The Brooklyn-based duo of Noah Kardos-Fein and Rick Daniel has cultivated a confrontational sound built around scabrous metallic guitars, steely industrial beats and noisy effects that resemble buzzsawing power drills. Their debut, Process, is a collection of musical ideas stitched together for maximum provocation — blaring-alarm belches paired with sizzling-water-drop drums (“Cuts Me In Half”); eardrum-perforating feedback lurking beneath tornado-roar guitar roars and hypnotic doubled vocals (“Tempered Glass”); or screeching digital noise overdubbed onto drifting electronic ambience and brisk, squealing guitar strums (“Pure Pleasure”). No one could accuse them of being subtle.

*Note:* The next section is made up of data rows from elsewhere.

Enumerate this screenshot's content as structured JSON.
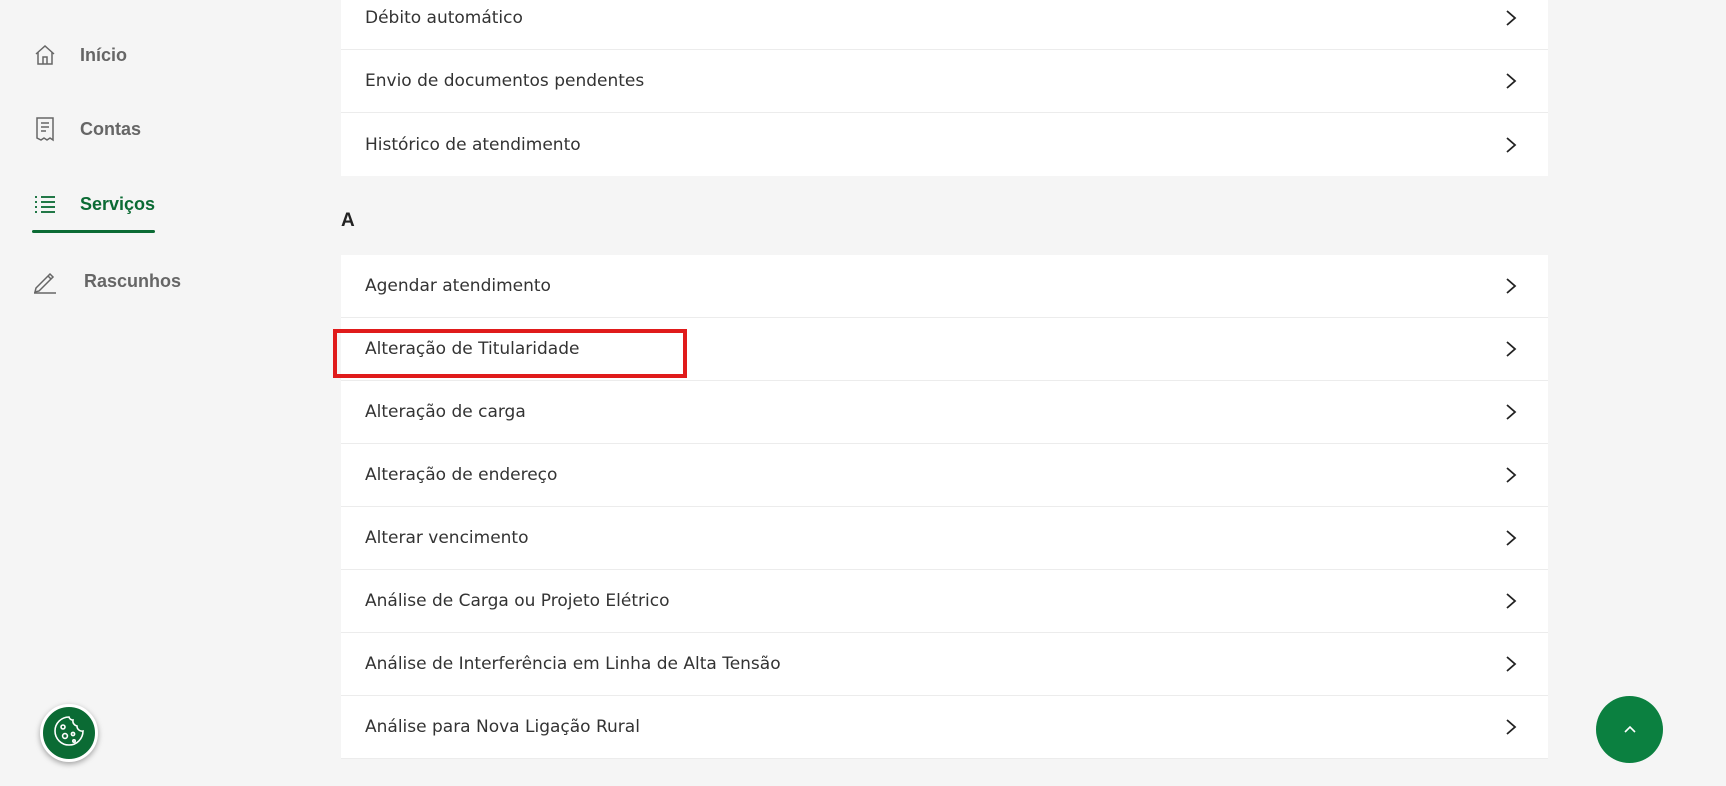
{
  "sidebar": {
    "items": [
      {
        "label": "Início",
        "icon": "home-icon"
      },
      {
        "label": "Contas",
        "icon": "receipt-icon"
      },
      {
        "label": "Serviços",
        "icon": "list-icon",
        "active": true
      },
      {
        "label": "Rascunhos",
        "icon": "pencil-icon"
      }
    ]
  },
  "main": {
    "top_list": [
      {
        "label": "Débito automático"
      },
      {
        "label": "Envio de documentos pendentes"
      },
      {
        "label": "Histórico de atendimento"
      }
    ],
    "section_letter": "A",
    "a_list": [
      {
        "label": "Agendar atendimento"
      },
      {
        "label": "Alteração de Titularidade"
      },
      {
        "label": "Alteração de carga"
      },
      {
        "label": "Alteração de endereço"
      },
      {
        "label": "Alterar vencimento"
      },
      {
        "label": "Análise de Carga ou Projeto Elétrico"
      },
      {
        "label": "Análise de Interferência em Linha de Alta Tensão"
      },
      {
        "label": "Análise para Nova Ligação Rural"
      }
    ]
  },
  "buttons": {
    "cookie": "cookie-icon",
    "scroll_top": "chevron-up-icon"
  },
  "colors": {
    "accent": "#0b6b34",
    "highlight": "#e01b1b",
    "background": "#f5f5f5"
  }
}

Musical ideas stitched together for maximum provocation

Despite all that innate aggression, however, the duo wrangles these abrasive textures into coherent bursts of organized chaos — no mean feat. Daniel’s drumming emphasizes forceful repetition of simple patterns, and the deft, raw arrangements give each individual musical element space to breathe. This allows Kardos-Fein’s vocals, which circle around dread, tension and frustration, to come into focus. Somehow, despite all this harshness, Process beckons rather than alienates. When Kardos-Fein asks, “Do you feel like you’re pulling apart?” on “Mirrored Walls,” the question isn’t rhetorical or demanding — it’s commiseration.